The annual food issue of the New Yorker is out this week, featuring a range of stories from foraging in Copenhagen to exploring new apple varieties. The highlights (many are subscription only, but all offer an abstract of the story):
- In "The Food At Our Feet," Jane Kramer asks why foraging is all the rage. She visits Rene Redzepi in Copenhagen to find out.
- Like wine, not all coffee tastes the same. Kelefa Sanneh travels to El Salvador to talk to Aida Batlle, a fifth-generation coffee farmer, to learn about the changing tastes, and current state, of American coffee culture.
- The creation of the SweeTango apple, a new variety of apple that has been making waves these past few years, did not happen overnight. John Seabrook explores the history of apple cultivation in "Crunch."
- British historian Lucy Worsley studies the meals that royalty ate several centuries ago. Lauren Collins reports on these feasts in "The King's Meal."

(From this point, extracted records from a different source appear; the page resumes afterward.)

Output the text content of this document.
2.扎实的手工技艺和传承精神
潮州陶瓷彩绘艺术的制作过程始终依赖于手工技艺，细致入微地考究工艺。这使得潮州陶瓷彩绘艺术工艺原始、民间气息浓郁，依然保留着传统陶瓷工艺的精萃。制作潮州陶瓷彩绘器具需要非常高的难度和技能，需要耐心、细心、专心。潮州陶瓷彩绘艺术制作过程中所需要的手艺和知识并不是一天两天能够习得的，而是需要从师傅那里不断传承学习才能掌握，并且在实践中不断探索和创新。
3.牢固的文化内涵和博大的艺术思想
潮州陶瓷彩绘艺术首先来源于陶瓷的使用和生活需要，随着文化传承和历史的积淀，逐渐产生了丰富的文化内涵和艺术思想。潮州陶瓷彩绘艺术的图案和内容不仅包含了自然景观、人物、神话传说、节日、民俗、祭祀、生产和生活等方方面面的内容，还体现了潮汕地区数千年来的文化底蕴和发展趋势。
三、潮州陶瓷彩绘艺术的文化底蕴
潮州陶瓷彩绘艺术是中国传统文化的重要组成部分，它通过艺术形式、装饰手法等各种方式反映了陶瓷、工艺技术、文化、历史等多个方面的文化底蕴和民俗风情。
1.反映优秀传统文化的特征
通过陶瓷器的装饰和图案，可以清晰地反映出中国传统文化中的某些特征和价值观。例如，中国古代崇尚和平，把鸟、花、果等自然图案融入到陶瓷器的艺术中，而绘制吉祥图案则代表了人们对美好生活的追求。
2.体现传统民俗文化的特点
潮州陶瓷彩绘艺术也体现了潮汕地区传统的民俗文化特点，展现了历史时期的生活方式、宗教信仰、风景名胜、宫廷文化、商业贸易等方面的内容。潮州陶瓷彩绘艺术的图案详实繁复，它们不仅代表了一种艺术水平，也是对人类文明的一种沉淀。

- Adam Gopnik sees the turkey as a symbol of America and Calvin Trillin reflects on summers spent cooking in Nova Scotia.
- In a series of smaller pieces on the subject of secret ingredients, a former restaurant owner remembers an evening with her daughter, Paul Theroux waxes poetic about heirloom tomatoes, Mohammed Naseehu Ali recalls the yaji, "the king of all spice mixtures," Judith Thurman discloses why the pine nut is her dirty little secret and Louise Erdrich explains how she finds a use for almost everything that appears in her garden.